DocNow / diffengine

track changes to the news, where news is anything with an RSS feed
MIT License
177 stars 30 forks source link

Non-canonical URLs pointing at the same URL from multiple feeds results in duplicates #17

Closed ryanfb closed 7 years ago

ryanfb commented 7 years ago

For example: https://twitter.com/search?f=tweets&q=fox_diff%20Former%20President%20Bush%20intensive%20care&src=typd

All the Archive URLs are the same. However, in the logs I see both:

checking http://feedproxy.google.com/~r/foxnews/politics/~3/_eSUNInb95I/bush-41-cant-make-inauguration-tells-trump-sitting-outside-could-put-me-six-feet-under.html
checking http://feedproxy.google.com/~r/foxnews/most-popular/~3/_eSUNInb95I/bush-41-cant-make-inauguration-tells-trump-sitting-outside-could-put-me-six-feet-under.html

Which I'm guessing is how these duplicates are getting tweeted.

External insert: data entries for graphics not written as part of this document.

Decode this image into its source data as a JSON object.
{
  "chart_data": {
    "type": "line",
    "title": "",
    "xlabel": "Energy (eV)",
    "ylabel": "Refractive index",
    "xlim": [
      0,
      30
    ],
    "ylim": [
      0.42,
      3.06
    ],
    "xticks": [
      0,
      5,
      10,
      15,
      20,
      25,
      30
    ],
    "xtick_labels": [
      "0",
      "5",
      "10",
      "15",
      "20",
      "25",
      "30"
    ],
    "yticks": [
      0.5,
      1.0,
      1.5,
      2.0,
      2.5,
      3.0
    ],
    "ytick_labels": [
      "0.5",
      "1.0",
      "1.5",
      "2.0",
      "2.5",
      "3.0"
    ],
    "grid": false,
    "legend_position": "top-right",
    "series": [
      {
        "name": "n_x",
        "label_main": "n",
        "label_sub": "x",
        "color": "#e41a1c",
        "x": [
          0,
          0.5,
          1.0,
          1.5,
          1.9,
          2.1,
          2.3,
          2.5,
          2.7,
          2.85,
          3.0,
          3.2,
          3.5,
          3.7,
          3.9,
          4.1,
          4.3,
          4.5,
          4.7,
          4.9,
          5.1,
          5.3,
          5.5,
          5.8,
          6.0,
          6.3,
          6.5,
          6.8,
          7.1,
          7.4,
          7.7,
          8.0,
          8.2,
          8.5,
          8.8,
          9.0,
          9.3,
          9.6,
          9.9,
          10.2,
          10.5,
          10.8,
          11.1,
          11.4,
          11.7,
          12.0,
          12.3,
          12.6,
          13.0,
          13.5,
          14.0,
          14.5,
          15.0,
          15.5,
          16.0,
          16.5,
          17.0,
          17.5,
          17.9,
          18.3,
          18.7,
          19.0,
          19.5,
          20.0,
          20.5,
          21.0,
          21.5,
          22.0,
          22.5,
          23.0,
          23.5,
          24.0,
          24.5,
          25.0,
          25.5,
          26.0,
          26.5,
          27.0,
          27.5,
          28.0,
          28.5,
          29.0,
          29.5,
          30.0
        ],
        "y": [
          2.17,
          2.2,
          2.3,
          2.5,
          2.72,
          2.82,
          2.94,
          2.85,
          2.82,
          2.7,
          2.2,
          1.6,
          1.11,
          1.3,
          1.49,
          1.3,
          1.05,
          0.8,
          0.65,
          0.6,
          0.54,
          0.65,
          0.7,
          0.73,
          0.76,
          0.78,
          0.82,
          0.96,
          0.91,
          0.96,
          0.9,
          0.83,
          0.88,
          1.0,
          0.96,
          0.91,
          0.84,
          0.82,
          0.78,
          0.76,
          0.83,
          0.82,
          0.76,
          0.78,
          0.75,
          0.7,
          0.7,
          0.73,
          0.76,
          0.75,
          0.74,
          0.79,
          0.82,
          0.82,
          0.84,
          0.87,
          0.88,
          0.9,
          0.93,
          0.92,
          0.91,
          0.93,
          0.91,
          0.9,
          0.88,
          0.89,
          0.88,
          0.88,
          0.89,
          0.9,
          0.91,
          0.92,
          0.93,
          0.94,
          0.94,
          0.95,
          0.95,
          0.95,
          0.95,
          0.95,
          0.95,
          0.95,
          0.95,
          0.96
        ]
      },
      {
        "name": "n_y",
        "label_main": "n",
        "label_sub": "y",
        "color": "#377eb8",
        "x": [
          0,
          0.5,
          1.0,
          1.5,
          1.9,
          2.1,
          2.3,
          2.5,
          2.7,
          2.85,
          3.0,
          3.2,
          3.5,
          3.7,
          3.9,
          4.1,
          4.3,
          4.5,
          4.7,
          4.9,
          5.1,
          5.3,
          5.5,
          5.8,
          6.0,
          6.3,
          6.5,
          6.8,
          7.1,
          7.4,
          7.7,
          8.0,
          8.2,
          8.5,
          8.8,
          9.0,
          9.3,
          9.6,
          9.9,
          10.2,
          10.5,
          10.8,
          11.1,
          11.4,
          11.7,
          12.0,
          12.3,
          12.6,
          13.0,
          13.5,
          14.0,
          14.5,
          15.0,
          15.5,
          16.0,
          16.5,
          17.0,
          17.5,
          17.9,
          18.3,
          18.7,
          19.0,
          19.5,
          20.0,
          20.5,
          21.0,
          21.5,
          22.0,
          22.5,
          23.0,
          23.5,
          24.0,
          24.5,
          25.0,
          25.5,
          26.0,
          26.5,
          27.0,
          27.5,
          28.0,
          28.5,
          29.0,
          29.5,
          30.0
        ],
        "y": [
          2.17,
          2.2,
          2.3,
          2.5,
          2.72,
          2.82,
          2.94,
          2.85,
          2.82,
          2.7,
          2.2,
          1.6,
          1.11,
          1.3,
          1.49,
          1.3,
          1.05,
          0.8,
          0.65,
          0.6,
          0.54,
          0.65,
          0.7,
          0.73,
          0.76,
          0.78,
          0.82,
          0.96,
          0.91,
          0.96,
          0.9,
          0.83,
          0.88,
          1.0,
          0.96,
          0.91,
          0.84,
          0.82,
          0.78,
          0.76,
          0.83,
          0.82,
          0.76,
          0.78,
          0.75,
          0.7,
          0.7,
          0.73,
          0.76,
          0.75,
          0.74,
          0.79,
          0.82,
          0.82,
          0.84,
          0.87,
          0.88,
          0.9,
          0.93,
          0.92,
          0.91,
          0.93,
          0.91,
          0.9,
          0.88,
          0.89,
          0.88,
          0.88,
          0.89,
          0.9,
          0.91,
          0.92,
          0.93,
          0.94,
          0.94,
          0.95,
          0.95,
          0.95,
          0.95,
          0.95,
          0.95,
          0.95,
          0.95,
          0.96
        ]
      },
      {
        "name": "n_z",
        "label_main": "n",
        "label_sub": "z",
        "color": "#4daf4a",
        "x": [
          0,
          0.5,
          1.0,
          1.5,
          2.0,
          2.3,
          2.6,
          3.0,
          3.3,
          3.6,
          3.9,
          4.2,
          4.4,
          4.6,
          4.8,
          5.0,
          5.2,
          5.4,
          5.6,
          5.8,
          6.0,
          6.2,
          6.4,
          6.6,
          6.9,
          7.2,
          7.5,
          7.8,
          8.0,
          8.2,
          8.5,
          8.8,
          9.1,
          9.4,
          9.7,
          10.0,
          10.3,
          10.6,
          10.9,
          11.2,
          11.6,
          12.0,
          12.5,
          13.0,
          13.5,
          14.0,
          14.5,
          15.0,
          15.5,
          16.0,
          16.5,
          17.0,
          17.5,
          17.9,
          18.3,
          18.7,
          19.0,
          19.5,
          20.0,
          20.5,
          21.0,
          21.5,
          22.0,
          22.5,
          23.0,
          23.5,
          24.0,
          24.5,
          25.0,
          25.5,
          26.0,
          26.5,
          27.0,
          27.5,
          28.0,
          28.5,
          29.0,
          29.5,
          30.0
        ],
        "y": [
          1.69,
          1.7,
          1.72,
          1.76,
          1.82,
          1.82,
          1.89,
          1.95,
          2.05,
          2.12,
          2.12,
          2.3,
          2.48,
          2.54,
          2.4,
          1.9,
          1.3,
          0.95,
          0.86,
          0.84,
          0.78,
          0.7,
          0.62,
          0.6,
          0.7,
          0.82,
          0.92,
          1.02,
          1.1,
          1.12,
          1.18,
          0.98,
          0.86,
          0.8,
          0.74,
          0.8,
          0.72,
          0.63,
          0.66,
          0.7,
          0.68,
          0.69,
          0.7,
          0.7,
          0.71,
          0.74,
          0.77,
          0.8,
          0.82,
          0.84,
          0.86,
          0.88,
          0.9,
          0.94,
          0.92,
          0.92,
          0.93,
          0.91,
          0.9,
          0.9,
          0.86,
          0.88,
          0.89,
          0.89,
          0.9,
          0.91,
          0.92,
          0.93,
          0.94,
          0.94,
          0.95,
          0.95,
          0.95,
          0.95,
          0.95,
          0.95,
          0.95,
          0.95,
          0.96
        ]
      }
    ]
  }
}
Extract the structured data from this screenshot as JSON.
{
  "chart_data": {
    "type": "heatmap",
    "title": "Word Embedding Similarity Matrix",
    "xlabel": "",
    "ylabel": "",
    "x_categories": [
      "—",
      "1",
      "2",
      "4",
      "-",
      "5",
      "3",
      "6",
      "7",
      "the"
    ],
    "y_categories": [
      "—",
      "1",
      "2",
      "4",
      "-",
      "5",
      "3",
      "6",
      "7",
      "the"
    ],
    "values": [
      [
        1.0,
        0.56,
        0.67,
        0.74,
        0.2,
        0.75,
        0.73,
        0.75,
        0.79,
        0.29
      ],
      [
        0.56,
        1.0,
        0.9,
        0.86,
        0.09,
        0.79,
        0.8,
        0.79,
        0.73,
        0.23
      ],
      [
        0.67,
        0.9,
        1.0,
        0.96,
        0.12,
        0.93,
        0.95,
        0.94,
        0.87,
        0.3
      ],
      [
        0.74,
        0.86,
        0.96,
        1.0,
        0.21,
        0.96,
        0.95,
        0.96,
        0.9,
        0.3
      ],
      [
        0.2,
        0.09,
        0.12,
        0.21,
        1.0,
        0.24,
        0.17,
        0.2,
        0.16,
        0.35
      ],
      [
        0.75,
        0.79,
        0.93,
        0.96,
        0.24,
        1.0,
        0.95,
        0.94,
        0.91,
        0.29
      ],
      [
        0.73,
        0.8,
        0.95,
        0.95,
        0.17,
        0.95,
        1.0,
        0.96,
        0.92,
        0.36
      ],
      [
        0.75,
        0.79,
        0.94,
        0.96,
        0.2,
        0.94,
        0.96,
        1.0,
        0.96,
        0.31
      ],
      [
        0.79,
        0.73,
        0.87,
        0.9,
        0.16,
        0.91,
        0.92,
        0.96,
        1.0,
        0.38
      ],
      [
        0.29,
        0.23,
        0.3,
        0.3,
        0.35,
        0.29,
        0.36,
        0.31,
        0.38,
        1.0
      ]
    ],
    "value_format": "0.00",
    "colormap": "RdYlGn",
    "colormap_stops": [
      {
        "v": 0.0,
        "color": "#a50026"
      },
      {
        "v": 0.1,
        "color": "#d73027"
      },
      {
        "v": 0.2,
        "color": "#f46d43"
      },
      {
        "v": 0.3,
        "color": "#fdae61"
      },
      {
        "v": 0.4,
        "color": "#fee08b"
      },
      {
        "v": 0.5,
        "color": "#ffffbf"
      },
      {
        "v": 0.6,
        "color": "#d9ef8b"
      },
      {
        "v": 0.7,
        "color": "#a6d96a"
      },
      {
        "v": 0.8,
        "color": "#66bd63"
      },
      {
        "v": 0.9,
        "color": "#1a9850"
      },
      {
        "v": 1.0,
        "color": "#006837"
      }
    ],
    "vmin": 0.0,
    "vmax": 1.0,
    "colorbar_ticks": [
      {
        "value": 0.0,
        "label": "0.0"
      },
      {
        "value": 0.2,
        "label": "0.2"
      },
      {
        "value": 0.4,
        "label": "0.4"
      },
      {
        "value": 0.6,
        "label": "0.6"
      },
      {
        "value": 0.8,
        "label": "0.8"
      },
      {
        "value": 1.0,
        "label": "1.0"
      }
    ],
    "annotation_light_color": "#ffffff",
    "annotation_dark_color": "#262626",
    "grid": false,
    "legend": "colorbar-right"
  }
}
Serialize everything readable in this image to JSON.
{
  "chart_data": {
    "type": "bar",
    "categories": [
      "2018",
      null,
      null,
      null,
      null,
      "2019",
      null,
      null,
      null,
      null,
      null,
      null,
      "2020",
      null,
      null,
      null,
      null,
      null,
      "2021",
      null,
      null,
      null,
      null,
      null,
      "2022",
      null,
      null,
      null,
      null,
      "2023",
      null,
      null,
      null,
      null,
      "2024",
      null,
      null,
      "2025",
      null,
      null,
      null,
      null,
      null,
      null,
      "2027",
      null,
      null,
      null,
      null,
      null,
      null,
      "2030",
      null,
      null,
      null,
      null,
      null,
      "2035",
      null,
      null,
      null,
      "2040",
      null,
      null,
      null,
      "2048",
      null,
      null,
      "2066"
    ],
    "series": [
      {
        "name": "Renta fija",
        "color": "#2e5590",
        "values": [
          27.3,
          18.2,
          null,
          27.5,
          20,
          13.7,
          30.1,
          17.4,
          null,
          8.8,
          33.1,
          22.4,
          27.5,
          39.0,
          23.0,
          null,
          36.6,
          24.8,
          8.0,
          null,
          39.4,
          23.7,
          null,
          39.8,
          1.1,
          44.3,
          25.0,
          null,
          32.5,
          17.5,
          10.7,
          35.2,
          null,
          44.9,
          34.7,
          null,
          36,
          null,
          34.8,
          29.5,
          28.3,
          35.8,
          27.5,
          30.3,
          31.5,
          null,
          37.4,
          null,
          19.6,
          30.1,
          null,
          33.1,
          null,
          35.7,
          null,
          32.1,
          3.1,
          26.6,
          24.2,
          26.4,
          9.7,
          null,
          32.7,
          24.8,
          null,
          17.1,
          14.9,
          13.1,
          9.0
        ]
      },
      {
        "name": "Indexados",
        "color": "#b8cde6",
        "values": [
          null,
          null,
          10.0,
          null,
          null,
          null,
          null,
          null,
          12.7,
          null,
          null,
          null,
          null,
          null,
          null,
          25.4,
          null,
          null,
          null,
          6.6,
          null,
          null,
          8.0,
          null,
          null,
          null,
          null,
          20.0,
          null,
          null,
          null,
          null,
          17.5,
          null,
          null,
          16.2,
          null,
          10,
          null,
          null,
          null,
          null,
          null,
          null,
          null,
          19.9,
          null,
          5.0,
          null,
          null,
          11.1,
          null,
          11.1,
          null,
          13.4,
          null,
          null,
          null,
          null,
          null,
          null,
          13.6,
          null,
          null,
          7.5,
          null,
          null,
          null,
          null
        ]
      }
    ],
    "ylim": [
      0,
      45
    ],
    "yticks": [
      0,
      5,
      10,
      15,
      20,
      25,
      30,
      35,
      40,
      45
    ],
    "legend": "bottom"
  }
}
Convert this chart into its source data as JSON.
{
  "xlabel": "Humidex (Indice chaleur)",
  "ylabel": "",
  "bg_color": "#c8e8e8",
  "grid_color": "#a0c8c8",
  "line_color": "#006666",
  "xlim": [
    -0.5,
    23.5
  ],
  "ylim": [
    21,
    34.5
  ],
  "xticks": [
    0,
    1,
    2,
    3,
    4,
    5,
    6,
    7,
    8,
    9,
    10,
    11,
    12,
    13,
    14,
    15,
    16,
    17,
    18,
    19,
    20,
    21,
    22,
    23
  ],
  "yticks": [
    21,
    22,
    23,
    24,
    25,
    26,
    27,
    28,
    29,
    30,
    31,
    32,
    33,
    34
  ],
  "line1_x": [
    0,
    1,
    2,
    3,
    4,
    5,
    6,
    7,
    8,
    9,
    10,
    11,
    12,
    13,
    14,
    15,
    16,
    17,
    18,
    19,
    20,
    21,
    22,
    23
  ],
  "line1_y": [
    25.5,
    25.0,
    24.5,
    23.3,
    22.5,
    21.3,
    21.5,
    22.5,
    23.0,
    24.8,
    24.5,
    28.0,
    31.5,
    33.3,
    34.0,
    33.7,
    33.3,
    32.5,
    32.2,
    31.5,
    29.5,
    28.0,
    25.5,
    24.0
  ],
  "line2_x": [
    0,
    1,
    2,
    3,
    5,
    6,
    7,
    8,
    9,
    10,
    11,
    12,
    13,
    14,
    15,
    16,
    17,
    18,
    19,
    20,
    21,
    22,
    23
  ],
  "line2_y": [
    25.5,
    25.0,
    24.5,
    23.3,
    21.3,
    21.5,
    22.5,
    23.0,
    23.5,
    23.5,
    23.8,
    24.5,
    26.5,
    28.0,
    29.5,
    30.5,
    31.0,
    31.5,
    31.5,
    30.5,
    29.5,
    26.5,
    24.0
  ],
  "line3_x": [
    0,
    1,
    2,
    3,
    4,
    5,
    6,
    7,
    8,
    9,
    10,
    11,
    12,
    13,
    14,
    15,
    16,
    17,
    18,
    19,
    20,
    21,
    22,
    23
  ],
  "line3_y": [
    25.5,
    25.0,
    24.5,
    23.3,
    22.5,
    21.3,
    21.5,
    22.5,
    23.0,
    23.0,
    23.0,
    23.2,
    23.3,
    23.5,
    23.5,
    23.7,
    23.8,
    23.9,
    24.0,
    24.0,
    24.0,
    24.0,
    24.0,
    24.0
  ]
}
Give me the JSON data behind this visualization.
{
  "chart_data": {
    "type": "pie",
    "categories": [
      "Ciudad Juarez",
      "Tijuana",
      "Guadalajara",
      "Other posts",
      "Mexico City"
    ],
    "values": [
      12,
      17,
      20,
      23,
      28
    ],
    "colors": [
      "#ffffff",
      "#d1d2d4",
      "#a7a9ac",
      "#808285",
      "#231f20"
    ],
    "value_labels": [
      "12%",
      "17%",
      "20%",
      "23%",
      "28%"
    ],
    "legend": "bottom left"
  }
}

Maybe we need to do some URL de-referencing/canonicalization before storing/checking URLs from feeds? If I curl -I those feedproxy URLs I get a 301 response with a semi-canonical URL in the location (would need to have parameters stripped).

edsu commented 7 years ago

Thanks for this! I think that the canonical URL of the EntryVersion needs to be used to find the latest version, rather than than the Entry. See this code.